Red Hat Bugzilla – Bug 460851
tdb is missing msync() calls
Last modified: 2008-09-09 10:12:52 EDT
I noticed that tdb doesn't issue msync() calls after writing to a file via mmap(). However, unless msync() is called data that is written to an MAP_SHARED mmap segment is not necessarily actually stored on disk. A call to munmap() or close() does *not* include an implicit msync. i.e. if you mmap a file, write to that segment and then immediately munmap/close it there is quite a chance that the data will not be in that file if you open it afterwards.
Right now it depends on luck whether data stored in a tdb database actually arrives on the disk before the database is closed.
tdb seems to call msync() only as part of the transaction stuff in a similar fashion as fsync(). However, msync() is strictly necessary to write correct code that uses mmap() for writing, while fsync() is optional for code that uses write() and only adds extra safety.

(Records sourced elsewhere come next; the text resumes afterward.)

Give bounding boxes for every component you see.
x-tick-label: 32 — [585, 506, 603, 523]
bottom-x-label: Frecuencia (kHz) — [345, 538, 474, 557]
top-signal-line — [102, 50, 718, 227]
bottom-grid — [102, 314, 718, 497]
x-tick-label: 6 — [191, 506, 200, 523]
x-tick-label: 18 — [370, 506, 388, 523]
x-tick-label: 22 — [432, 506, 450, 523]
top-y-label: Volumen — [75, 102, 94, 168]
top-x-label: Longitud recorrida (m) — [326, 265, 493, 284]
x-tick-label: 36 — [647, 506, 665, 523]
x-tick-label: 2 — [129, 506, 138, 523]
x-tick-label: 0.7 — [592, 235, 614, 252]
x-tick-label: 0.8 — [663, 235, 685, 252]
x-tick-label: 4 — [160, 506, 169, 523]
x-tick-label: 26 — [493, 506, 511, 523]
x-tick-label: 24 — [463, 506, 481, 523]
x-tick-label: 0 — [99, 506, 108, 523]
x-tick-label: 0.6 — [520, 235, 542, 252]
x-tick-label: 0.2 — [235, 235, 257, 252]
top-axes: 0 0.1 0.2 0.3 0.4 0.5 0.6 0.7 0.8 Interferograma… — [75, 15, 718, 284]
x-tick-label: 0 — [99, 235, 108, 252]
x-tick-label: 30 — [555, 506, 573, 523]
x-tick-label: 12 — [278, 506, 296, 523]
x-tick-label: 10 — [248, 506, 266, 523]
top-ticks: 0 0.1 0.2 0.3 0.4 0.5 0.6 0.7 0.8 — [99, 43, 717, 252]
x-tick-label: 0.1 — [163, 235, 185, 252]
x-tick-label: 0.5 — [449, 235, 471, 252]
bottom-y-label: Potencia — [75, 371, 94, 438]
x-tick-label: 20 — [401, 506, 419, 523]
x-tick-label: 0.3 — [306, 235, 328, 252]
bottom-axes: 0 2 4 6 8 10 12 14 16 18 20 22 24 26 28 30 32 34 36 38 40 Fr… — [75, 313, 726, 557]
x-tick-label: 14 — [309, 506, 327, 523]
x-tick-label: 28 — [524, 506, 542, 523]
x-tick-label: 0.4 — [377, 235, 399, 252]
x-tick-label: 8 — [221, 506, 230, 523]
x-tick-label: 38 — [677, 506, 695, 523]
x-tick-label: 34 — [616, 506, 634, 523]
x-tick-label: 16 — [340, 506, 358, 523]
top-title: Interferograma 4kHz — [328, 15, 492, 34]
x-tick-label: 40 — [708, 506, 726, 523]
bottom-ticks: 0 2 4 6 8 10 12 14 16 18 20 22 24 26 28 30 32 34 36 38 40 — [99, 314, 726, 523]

tdb should call msync() each time before it unlocks a writer lock on the db.
(afaik a lot of other projects copied tdb into their sources -- they'd need a fix for this too)
A quick temporary fix for clients is to pass TDB_NOMMAP to tdb.
Thanks Lennart, I am investigating the issue.
Lennat I actually pushed a patch that add msync() before munmap() in samba but I am getting a lot of push back.
The claim is that it slow things down and that the Linux implementation does an implicit msync() on munmap(), do you have a case where you actually found a problem on some OS?
I wrote a tool called "syrep" a while back which heavily uses mmap(). Back then I thought too that munmap() included an msync(). What happened is that from time to time my code produced files filled only with NUL bytes. To track this down was a royal PITA, and the man pages don't really stress this point.
This was the trivial commit I made back then:
I haven't had any iusses with tdb itself, but every time I see mmap code I now instantly look for the msync() and that's how I noticed that tdb was lacking those calls.
Also, if they claim that munmap includes msync, how could it be that adding the additional msync would slow anything down?
Do you remember what kernel was this on ?
munmap() implicitly does the same as msync(MS_ASYNC), which guarantees that the data will be written to disk eventually.
A subsequent mmap will use the exact same page cache pages that were just munmapped, so they will contain the data that was written into the mmaped area.
Apparently all people that I consulted with agree that msync() before munmap() is not necessary unless you want to protect data from sudden hard reboots.
Given TDB offers a transaction API (that uses msync(MS_SYNC) and that is the recommended API for persistent TDBs that should survive against odds I think we can close this as not a bug.
Hmm, no idea what kernel that was on. Something that was current in 2005.
Rik, was there any bug fixed related to this since 2005?